Please, please dont compare. I know vietnamese who fought in The American War with the americans and who are still suffering the consequences. You cannot walk down Dong Quo street without tripping over war veterans with no legs and arms etc etc., been there, seen them and the sad Americans who are still there! What was done there was a different age and a different fight (whatever the rights and wrong politically which we should not go into here. Iraq is a totally different ball game and should be viewed as such. If one country invades another, for whatever reason you cannot just pull out and leave them to it when the going gets tough. No one wants sons, daughters. husbands, fathers etc killed or maimed but the rebuild is our responsibility.
Theres is more to this conflict than oil!
post #18 of 20
The situation seems to be getting worse and not better there. Everyday you hear of more US troops and civilians getting killed or wounded. It has to stop sometime. Maybe the US has to leave as soon of the extremist there have it in for Americans and a more neutral peacekeeping force (Canada, Germany, France, etc) sould go in and take control now. All I can say, is the longer the US troops stay there the more casualties there are. I worry for the troops and their families. Maybe a change of pace is the answer.
post #19 of 20
yayi, just so you know, the US doesn't get its oil from the middle east; i think about 60% of it comes from Venezuala and from South America.

Tulip, while it may bother you to see a comparison to Vietnam, EVERY Vietnam vet i've talked to compares the conflicts. they are similar. let's just hope that in this day and age, no soldiers come home to having things thrown at them or being called baby killers.
post #20 of 20
The Vietnam Vets who I have spoken to, they certainly don't compare the current conflict with Vietnam.

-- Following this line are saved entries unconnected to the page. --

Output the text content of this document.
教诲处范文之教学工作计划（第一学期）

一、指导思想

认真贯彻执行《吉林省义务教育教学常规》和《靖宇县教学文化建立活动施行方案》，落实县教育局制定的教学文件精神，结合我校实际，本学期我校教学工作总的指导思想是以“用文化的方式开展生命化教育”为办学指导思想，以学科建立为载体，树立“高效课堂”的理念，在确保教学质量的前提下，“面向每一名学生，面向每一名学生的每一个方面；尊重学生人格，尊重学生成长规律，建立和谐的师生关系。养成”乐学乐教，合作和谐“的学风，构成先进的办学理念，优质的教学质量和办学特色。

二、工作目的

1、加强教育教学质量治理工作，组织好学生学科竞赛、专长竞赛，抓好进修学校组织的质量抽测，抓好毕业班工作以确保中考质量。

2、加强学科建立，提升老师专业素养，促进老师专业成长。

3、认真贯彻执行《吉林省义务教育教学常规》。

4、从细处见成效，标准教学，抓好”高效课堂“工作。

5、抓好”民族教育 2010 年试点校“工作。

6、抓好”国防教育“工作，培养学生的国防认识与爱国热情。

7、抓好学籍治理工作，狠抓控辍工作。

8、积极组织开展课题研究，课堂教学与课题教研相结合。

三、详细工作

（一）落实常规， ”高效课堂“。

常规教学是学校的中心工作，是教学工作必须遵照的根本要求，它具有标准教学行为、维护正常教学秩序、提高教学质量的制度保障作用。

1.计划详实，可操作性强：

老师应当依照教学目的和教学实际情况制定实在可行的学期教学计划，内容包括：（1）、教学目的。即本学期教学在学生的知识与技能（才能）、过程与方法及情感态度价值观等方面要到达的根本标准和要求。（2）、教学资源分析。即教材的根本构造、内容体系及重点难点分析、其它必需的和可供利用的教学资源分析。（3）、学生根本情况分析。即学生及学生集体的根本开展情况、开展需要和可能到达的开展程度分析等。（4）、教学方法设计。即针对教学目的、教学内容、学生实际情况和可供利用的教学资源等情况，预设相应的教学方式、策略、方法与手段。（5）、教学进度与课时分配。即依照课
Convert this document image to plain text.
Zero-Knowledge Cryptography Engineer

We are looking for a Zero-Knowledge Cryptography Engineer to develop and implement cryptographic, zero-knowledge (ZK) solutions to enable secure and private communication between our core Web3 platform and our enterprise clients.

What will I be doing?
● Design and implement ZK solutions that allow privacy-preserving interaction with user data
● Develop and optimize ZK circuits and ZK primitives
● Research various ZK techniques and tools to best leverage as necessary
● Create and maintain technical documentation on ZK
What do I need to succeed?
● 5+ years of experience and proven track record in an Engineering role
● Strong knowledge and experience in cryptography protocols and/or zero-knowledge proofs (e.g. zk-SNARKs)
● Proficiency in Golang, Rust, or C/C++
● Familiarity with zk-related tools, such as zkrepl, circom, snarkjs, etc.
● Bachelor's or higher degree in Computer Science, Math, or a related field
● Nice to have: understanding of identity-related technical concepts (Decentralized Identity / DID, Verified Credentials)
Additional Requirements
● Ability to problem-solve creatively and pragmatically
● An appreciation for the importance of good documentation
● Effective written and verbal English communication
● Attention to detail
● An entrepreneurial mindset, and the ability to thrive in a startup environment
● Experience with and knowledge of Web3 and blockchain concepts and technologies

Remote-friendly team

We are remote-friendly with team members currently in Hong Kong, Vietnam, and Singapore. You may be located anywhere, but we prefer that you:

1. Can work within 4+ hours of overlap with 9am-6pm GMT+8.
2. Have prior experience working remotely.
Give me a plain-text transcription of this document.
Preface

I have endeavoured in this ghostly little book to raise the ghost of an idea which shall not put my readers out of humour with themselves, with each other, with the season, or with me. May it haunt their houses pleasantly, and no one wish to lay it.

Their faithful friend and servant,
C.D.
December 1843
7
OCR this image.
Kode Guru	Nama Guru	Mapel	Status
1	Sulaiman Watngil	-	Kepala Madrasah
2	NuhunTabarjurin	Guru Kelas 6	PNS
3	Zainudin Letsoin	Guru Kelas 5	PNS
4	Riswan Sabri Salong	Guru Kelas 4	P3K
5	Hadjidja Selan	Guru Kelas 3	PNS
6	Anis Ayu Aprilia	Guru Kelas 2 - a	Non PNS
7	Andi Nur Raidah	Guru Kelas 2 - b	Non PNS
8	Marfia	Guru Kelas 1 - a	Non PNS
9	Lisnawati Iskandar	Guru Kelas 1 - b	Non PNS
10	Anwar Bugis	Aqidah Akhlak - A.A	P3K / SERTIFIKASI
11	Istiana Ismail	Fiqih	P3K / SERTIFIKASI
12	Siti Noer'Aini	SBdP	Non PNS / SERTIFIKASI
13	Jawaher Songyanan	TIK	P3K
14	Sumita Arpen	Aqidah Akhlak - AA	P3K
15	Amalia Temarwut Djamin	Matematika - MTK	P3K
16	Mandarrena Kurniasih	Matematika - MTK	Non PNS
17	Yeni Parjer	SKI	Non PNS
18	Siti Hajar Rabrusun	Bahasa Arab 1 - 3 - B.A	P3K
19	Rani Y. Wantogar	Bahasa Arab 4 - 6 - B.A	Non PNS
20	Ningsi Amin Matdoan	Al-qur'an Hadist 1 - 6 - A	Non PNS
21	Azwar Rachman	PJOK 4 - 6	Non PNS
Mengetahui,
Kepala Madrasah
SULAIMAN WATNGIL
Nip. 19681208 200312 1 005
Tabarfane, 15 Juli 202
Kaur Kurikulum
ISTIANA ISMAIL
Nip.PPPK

In 'Nam, hundreds of our soldiers were killed daily. There was no clear directive (stopping the Communists from having a foothold in Southern Asia is not clear...), nor was there a decisive outcome to the conflict. There was a draft, so the majority of the soldiers in Vietnam were rushed through basic training, handed a gun and told to go fight. They didn't want to be soldiers.

Contrast Iraq: We are hearing on average 1-10 casualties per day, and that includes the wounded. The directive was quite clear - remove Saddam Hussein and his regime from power, which was accomplished in 3-4 weeks. Now the directive is to re-build infrastructure and put Iraw in the position to take over control of their own country (something they haven't had to do in over 20 years!) All of our soldiers are voluntary, they joined of their own volition.

Of course there are some morale problems. Take anyone, from any job, away from their families for a year or more and there will be morale problems. In any time of war or military conflict (it isn't politically correct or politically feasible to be at "war" any more, so we aren't), moral within the troops will drop.

The biggest problem that we have in Iraq right now is that we are expecting a fighting force (i.e. engage and destroy) to be a police force (i.e. protect and serve). They simply are not trained to do that, which makes them less effective than they could be with the correct personnel. That's not to say that they aren't good at what they do - they are! But they are not construction crews to build the infrastructure that Iraq needs (and are getting, which isn't being reported in the press), nor to protect the public from the minority who are still loyal to Hussein and are showing it with suicide bombings and small arms engagement.

Face it, if ALL of the Iraqis didn't want us there, a force of 200,000 soldiers could not combat them.